Tu hai avuto tutti i tuoi guai giudiziari in via di risoluzione, ma che ti hanno trasformato in un bersaglio. Quando hai accettato l’hai messo nel conto?

«Certo. E giro con l’elmetto in testa. Vedrai che tutto sarà perfettamente chiaro e limpido».

 (Poi annuncia che rinuncerà alla prescrizione, ndr).

E la cultura? Questa parola che ai politici fa portare la mano alla fondina, come diceva Himmler: che farai con la cultura del più vasto bacino culturale del mondo?
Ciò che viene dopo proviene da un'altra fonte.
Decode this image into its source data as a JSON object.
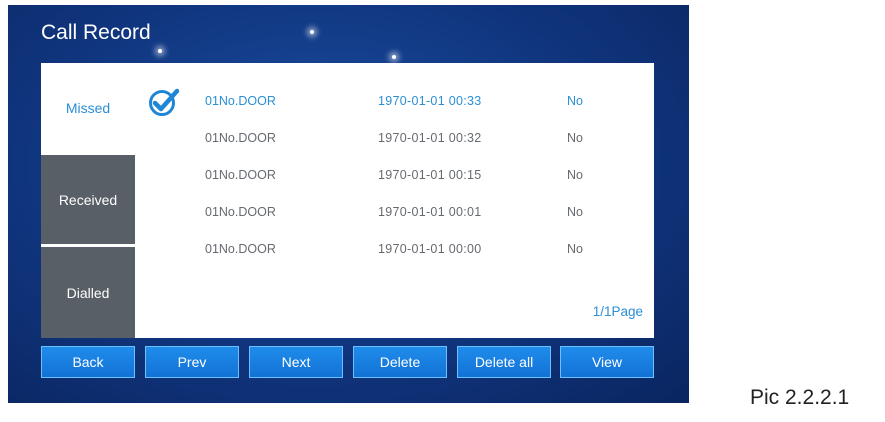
{
  "screen": {
    "title": "Call Record"
  },
  "tabs": [
    {
      "label": "Missed",
      "active": true
    },
    {
      "label": "Received",
      "active": false
    },
    {
      "label": "Dialled",
      "active": false
    }
  ],
  "records": [
    {
      "name": "01No.DOOR",
      "datetime": "1970-01-01  00:33",
      "status": "No",
      "selected": true
    },
    {
      "name": "01No.DOOR",
      "datetime": "1970-01-01  00:32",
      "status": "No",
      "selected": false
    },
    {
      "name": "01No.DOOR",
      "datetime": "1970-01-01  00:15",
      "status": "No",
      "selected": false
    },
    {
      "name": "01No.DOOR",
      "datetime": "1970-01-01  00:01",
      "status": "No",
      "selected": false
    },
    {
      "name": "01No.DOOR",
      "datetime": "1970-01-01  00:00",
      "status": "No",
      "selected": false
    }
  ],
  "pagination": {
    "text": "1/1Page"
  },
  "buttons": {
    "back": "Back",
    "prev": "Prev",
    "next": "Next",
    "delete": "Delete",
    "delete_all": "Delete all",
    "view": "View"
  },
  "caption": "Pic 2.2.2.1",
  "colors": {
    "accent_blue": "#2b8fd6",
    "button_blue": "#1a7fe0",
    "tab_gray": "#585f66",
    "background_navy": "#10357e"
  },
  "icons": {
    "selected_marker": "check-circle-icon"
  }
}
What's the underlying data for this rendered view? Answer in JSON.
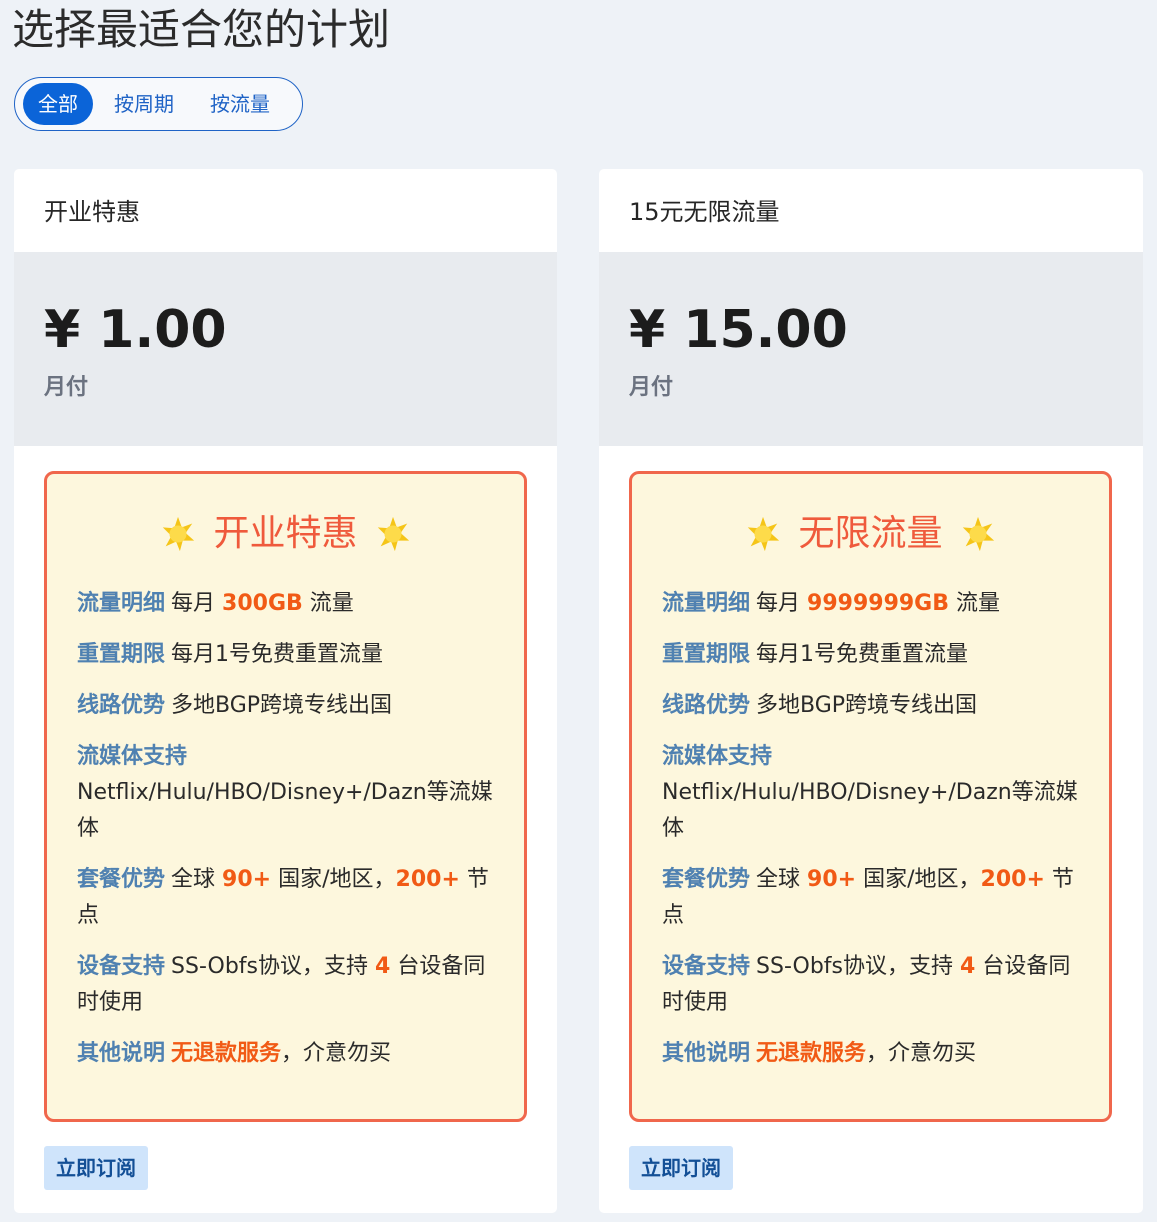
{
  "page_title": "选择最适合您的计划",
  "filters": [
    {
      "label": "全部",
      "active": true
    },
    {
      "label": "按周期",
      "active": false
    },
    {
      "label": "按流量",
      "active": false
    }
  ],
  "colors": {
    "accent": "#0b64d8",
    "feature_border": "#f0674c",
    "feature_bg": "#fdf7dd",
    "highlight": "#f15a15",
    "label_blue": "#4f81b1",
    "button_bg": "#cfe4fb"
  },
  "plans": [
    {
      "title": "开业特惠",
      "price": "¥ 1.00",
      "period": "月付",
      "feature_heading": "开业特惠",
      "icons": [
        "sparkle-icon",
        "sparkle-icon"
      ],
      "features": {
        "traffic": {
          "label": "流量明细",
          "pre": "每月",
          "hl": "300GB",
          "post": "流量"
        },
        "reset": {
          "label": "重置期限",
          "text": "每月1号免费重置流量"
        },
        "route": {
          "label": "线路优势",
          "text": "多地BGP跨境专线出国"
        },
        "streaming": {
          "label": "流媒体支持",
          "text": "Netflix/Hulu/HBO/Disney+/Dazn等流媒体"
        },
        "package": {
          "label": "套餐优势",
          "pre": "全球",
          "hl1": "90+",
          "mid": "国家/地区，",
          "hl2": "200+",
          "post": "节点"
        },
        "devices": {
          "label": "设备支持",
          "pre": "SS-Obfs协议，支持",
          "hl": "4",
          "post": "台设备同时使用"
        },
        "other": {
          "label": "其他说明",
          "hl": "无退款服务",
          "post": "，介意勿买"
        }
      },
      "button": "立即订阅"
    },
    {
      "title": "15元无限流量",
      "price": "¥ 15.00",
      "period": "月付",
      "feature_heading": "无限流量",
      "icons": [
        "sparkle-icon",
        "sparkle-icon"
      ],
      "features": {
        "traffic": {
          "label": "流量明细",
          "pre": "每月",
          "hl": "9999999GB",
          "post": "流量"
        },
        "reset": {
          "label": "重置期限",
          "text": "每月1号免费重置流量"
        },
        "route": {
          "label": "线路优势",
          "text": "多地BGP跨境专线出国"
        },
        "streaming": {
          "label": "流媒体支持",
          "text": "Netflix/Hulu/HBO/Disney+/Dazn等流媒体"
        },
        "package": {
          "label": "套餐优势",
          "pre": "全球",
          "hl1": "90+",
          "mid": "国家/地区，",
          "hl2": "200+",
          "post": "节点"
        },
        "devices": {
          "label": "设备支持",
          "pre": "SS-Obfs协议，支持",
          "hl": "4",
          "post": "台设备同时使用"
        },
        "other": {
          "label": "其他说明",
          "hl": "无退款服务",
          "post": "，介意勿买"
        }
      },
      "button": "立即订阅"
    }
  ]
}
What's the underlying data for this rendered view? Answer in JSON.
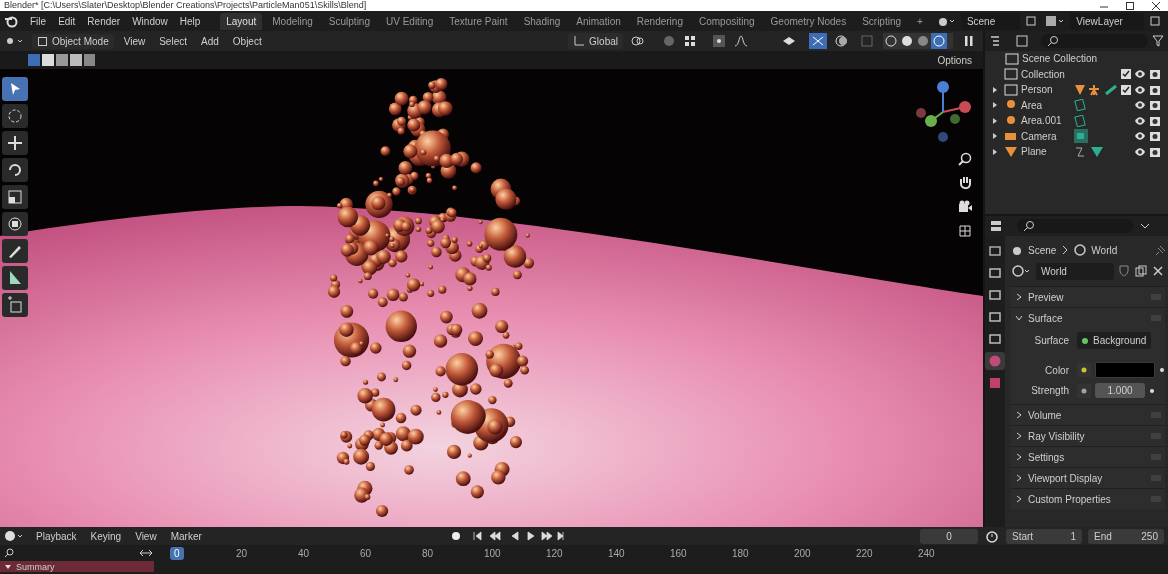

«La cultura è stata buttata a mare, anzi a fiume. Scusa: ti ricordi quando è stato l’ultimo concerto di importanza internazionale? L’ultima grande orchestra? Il maestro Muti l’hanno costretto a scappare e si è persa la memoria di qualsiasi evento veramente importante, quegli eventi che si vedono a Londra e a New York e che fanno venire gente dalla Cina. Chi viene dalla Cina per vedere uno spettacolo romano?»

E quindi? Che farai?

«C’è da promuovere tutta la cultura che consiste nei beni culturali che si trovano a Roma e c’è da inventare, creare e svolgere programmi che dettino l’agenda culturale mondiale. Quando a Londra hanno fatto una mostra con un piccolo frammento di Pompei, hanno venduto milioni di biglietti col tutto esaurito».

Be’, Pompei non è a Roma.

«Ma lo spirito è quello. Per esempio, ecco una cosa che mi ha fatto inc...are: tutti se la sono presa per le statue chiuse nelle casse per non turbare l’ospite islamico. Ma nessuno ha notato che il primo ministro Renzi ha usato come cosa sua i Musei Capitolini che appartengono alla città e non al governo. Non è una meschineria: è che ognuno deve governare e usare ciò che gli compete. E questo si ottiene con il rispetto reciproco, Roma non può essere una sorta di luna-park in cui si invitano le celebrità».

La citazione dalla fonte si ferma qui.